Tickoo, Omesh
Uncertainty aware multimodal activity recognition with Bayesian inference
Subedar, Mahesh, Krishnan, Ranganath, Meyer, Paulo Lopez, Tickoo, Omesh, Huang, Jonathan
Deep neural networks (DNNs) provide state-of-the-art results for a multitude of applications, but the use of DNNs for multimodal audiovisual applications is still an unsolved problem. The current approaches that combine audiovisual information do not consider inherent uncertainty or leverage true classification confidence associated with each modality in the final decision. Our contribution in this work is to apply Bayesian variational inference to DNNs for audiovisual activity recognition and quantify model uncertainty along with principled confidence. We propose a novel approach that combines deterministic and variational layers to estimate model uncertainty and principled confidence. Our experiments with in- and out-of-distribution samples selected from a subset of the Moments-in-Time (MiT) dataset show more reliable confidence measure as compared to the non-Bayesian baseline. We also demonstrate the uncertainty estimates obtained from this framework can identify out-of-distribution data on the UCF101 and MiT datasets. In the multimodal setting, the proposed framework improved precision-recall AUC by 14.4% on the subset of MiT dataset as compared to non-Bayesian baseline.

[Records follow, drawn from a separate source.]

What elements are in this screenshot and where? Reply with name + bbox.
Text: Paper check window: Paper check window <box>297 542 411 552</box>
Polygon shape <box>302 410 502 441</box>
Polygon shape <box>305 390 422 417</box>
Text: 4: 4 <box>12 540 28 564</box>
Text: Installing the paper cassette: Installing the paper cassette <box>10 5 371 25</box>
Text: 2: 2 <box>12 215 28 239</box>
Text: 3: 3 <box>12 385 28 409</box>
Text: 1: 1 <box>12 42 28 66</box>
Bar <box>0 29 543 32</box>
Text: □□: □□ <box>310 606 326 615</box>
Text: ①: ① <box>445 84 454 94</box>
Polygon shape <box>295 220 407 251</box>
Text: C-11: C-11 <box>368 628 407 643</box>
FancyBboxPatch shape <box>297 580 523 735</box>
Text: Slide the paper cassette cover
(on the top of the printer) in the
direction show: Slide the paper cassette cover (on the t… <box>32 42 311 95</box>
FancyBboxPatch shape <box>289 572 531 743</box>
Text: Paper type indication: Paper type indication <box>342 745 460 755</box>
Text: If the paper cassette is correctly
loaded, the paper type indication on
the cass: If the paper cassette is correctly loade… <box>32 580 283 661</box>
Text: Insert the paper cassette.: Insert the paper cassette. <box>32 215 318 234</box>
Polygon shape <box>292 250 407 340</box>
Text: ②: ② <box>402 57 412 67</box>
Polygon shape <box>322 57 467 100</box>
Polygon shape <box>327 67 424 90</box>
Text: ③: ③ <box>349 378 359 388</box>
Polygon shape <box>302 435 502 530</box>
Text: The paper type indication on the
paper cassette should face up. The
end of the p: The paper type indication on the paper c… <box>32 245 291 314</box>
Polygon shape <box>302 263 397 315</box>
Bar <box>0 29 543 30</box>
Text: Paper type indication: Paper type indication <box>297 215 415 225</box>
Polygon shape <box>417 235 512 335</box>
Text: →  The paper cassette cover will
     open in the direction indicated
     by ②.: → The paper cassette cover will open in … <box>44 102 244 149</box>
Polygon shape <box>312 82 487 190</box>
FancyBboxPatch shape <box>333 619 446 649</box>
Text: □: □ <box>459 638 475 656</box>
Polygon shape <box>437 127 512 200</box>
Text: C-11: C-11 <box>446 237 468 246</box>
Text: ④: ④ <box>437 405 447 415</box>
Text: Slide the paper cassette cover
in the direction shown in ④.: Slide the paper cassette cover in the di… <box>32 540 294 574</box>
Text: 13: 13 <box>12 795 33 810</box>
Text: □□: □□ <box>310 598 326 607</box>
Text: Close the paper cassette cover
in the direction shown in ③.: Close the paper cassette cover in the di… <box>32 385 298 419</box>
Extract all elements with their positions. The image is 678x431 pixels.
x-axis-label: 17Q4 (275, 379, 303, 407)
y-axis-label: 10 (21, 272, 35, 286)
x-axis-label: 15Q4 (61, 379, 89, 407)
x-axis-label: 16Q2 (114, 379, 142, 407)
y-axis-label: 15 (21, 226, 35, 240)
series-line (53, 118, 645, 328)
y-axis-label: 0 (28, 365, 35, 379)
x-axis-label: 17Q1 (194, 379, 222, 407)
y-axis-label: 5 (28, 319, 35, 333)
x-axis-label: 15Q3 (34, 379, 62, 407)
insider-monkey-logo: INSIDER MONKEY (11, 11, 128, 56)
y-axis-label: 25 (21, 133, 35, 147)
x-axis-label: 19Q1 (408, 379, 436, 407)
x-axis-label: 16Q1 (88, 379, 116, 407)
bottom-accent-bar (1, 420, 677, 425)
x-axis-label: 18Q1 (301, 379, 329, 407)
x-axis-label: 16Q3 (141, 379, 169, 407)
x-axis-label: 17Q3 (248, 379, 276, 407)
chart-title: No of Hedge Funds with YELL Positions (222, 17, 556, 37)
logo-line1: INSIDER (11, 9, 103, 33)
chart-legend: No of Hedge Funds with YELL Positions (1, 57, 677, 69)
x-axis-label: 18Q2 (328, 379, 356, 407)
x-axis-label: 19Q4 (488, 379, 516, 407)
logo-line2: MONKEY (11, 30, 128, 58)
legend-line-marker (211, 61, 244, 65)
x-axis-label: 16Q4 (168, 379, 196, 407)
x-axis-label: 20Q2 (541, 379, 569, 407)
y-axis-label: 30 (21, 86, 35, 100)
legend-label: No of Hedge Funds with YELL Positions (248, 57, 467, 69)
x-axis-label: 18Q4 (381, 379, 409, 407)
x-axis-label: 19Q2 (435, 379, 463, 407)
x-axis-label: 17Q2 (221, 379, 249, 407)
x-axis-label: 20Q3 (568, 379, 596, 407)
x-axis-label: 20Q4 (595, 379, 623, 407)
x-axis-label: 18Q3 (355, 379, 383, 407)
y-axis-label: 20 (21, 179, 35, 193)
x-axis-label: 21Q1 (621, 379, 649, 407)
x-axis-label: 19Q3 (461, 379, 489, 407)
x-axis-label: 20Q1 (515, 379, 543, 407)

BAR: Bayesian Activity Recognition using variational inference
Krishnan, Ranganath, Subedar, Mahesh, Tickoo, Omesh
Uncertainty estimation in deep neural networks is essential for designing reliable and robust AI systems. Applications such as video surveillance for identifying suspicious activities are designed with deep neural networks (DNNs), but DNNs do not provide uncertainty estimates. Capturing reliable uncertainty estimates in safety and security critical applications will help to establish trust in the AI system. Our contribution is to apply Bayesian deep learning framework to visual activity recognition application and quantify model uncertainty along with principled confidence. We utilize the variational inference technique while training the Bayesian DNNs to infer the approximate posterior distribution around model parameters and perform Monte Carlo sampling on the posterior of model parameters to obtain the predictive distribution. We show that the Bayesian inference applied to DNNs provides reliable confidence measures for visual activity recognition task as compared to the conventional DNNs. We also show that our method improves the visual activity recognition precision-recall score by 6% compared to non-Bayesian baseline. We evaluate our models on Moments-In-Time (MiT) activity recognition dataset by selecting a subset of in- and out-of-distribution video samples.